9 of 10 pairs return v2-only. C10 (webhook timeout) returns both — this is the one case where the Iranti LLM arbitration layer was invoked on a same-entity, same-key update with a small confidence delta, which triggered accumulation rather than replacement. This maps to the B5 regression: conservative arbitration on close-gap updates.
Shodh scores 100% because v2 is present in every response. But it never actually replaces v1 — it accumulates. Every query for a conflict pair returns both the original and the updated value, regardless of write order.
From the caller's perspective, the response contains contradictory information and the caller must apply their own disambiguation logic. For configuration-critical facts (e.g., "what is the current rate limit?") this means the LLM consuming the context has to choose between two values with no signal about which is authoritative.
Mem0 handles 7 conflicts cleanly with v2-only returns and 1 with both values. The 2 misses (C06: workers, C07: log rotation) returned neither v1 nor v2 — vector similarity did not surface either version of the fact.
Mem0 uses semantic deduplication on write — when v2 is semantically similar to v1, it may update or replace the stored representation. When the similarity is above threshold, v1 is replaced. When it falls below, both are stored. The 2 misses are facts where neither version was returned, possibly due to collection indexing latency between writes.

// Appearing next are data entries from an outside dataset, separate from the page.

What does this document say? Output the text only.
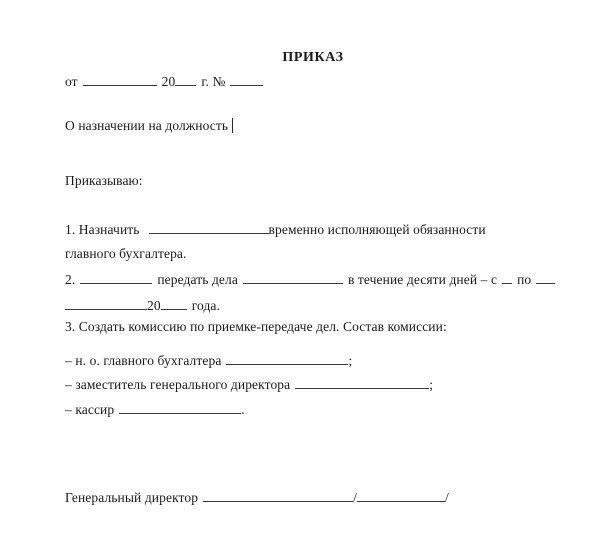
ПРИКАЗ
от	20 г. №
О назначении на должность
Приказываю:
1. Назначить	временно исполняющей обязанности
главного бухгалтера.
2.	передать дела	в течение десяти дней – с по
20 года.
3. Создать комиссию по приемке-передаче дел. Состав комиссии:
– н. о. главного бухгалтера	;
– заместитель генерального директора	;
– кассир	.
Генеральный директор	/	/
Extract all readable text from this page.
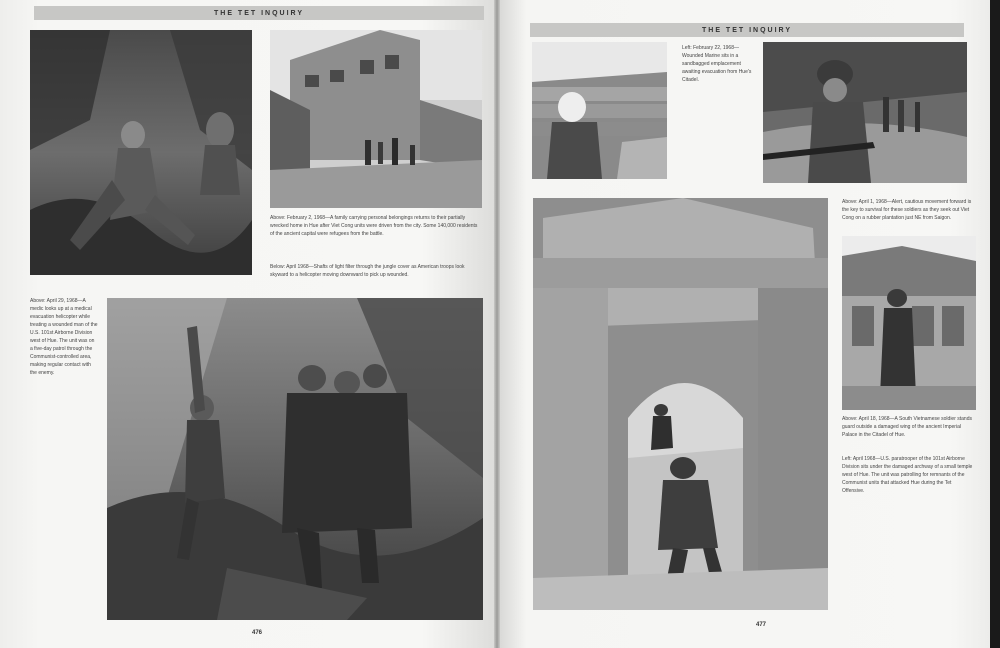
THE TET INQUIRY
THE TET INQUIRY
Above: February 2, 1968—A family carrying personal belongings returns to their partially wrecked home in Hue after Viet Cong units were driven from the city. Some 140,000 residents of the ancient capital were refugees from the battle.
Below: April 1968—Shafts of light filter through the jungle cover as American troops look skyward to a helicopter moving downward to pick up wounded.
Above: April 29, 1968—A medic looks up at a medical evacuation helicopter while treating a wounded man of the U.S. 101st Airborne Division west of Hue. The unit was on a five-day patrol through the Communist-controlled area, making regular contact with the enemy.
476
Left: February 22, 1968—Wounded Marine sits in a sandbagged emplacement awaiting evacuation from Hue's Citadel.
Above: April 1, 1968—Alert, cautious movement forward is the key to survival for these soldiers as they seek out Viet Cong on a rubber plantation just NE from Saigon.
Above: April 18, 1968—A South Vietnamese soldier stands guard outside a damaged wing of the ancient Imperial Palace in the Citadel of Hue.
Left: April 1968—U.S. paratrooper of the 101st Airborne Division sits under the damaged archway of a small temple west of Hue. The unit was patrolling for remnants of the Communist units that attacked Hue during the Tet Offensive.
477
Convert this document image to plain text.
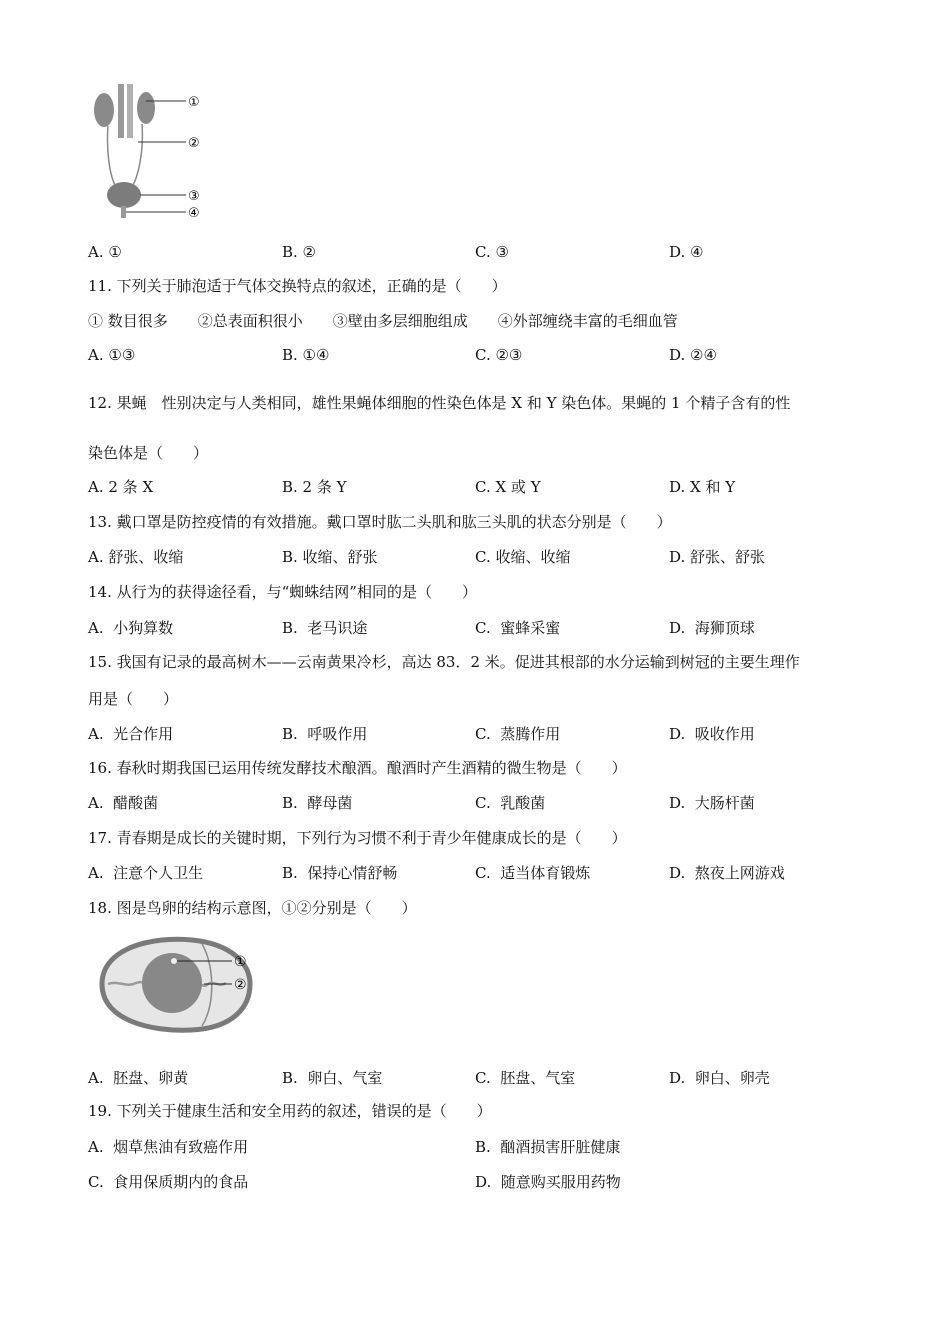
①
②
③
④
A. ①	B. ②	C. ③	D. ④
11. 下列关于肺泡适于气体交换特点的叙述，正确的是（　　）
① 数目很多　　②总表面积很小　　③壁由多层细胞组成　　④外部缠绕丰富的毛细血管
A. ①③	B. ①④	C. ②③	D. ②④
12. 果蝇　性别决定与人类相同，雄性果蝇体细胞的性染色体是 X 和 Y 染色体。果蝇的 1 个精子含有的性
染色体是（　　）
A. 2 条 X	B. 2 条 Y	C. X 或 Y	D. X 和 Y
13. 戴口罩是防控疫情的有效措施。戴口罩时肱二头肌和肱三头肌的状态分别是（　　）
A. 舒张、收缩	B. 收缩、舒张	C. 收缩、收缩	D. 舒张、舒张
14. 从行为的获得途径看，与“蜘蛛结网”相同的是（　　）
A.  小狗算数	B.  老马识途	C.  蜜蜂采蜜	D.  海狮顶球
15. 我国有记录的最高树木——云南黄果冷杉，高达 83．2 米。促进其根部的水分运输到树冠的主要生理作
用是（　　）
A.  光合作用	B.  呼吸作用	C.  蒸腾作用	D.  吸收作用
16. 春秋时期我国已运用传统发酵技术酿酒。酿酒时产生酒精的微生物是（　　）
A.  醋酸菌	B.  酵母菌	C.  乳酸菌	D.  大肠杆菌
17. 青春期是成长的关键时期，下列行为习惯不利于青少年健康成长的是（　　）
A.  注意个人卫生	B.  保持心情舒畅	C.  适当体育锻炼	D.  熬夜上网游戏
18. 图是鸟卵的结构示意图，①②分别是（　　）
①
②
A.  胚盘、卵黄	B.  卵白、气室	C.  胚盘、气室	D.  卵白、卵壳
19. 下列关于健康生活和安全用药的叙述，错误的是（　　）
A.  烟草焦油有致癌作用	B.  酗酒损害肝脏健康
C.  食用保质期内的食品	D.  随意购买服用药物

Graphiti uses temporal ordering for conflict resolution — v1 is timestamped at t-1h, v2 at t-0. Despite this, the results show 2 stale returns (v1 value wins), 2 both (both values surfaced), and 4 complete misses.
The core issue is the same as C1: entity extraction rephrases fact content into edge facts during ingestion. When v2 is extracted, if the numeric value is lost during extraction, the edge fact for v2 no longer contains the answer. The temporal ordering of the episode is correct — the extracted edge fact content is the problem.
Verdict distribution
Key findings
Iranti uses entity+key addressing — v2 write deterministically replaces v1 at the same key. 9/10 clean v2-only returns.
Shodh scores 100% technically but returns BOTH old and new values on every query — the caller must disambiguate.
Mem0 misses 2 conflicts entirely (none verdict) — semantic similarity surfaces neither v1 nor v2 on those queries.
Graphiti shows 2 stale returns (returns old v1 value) and 4 total misses — temporal ordering only partially helps.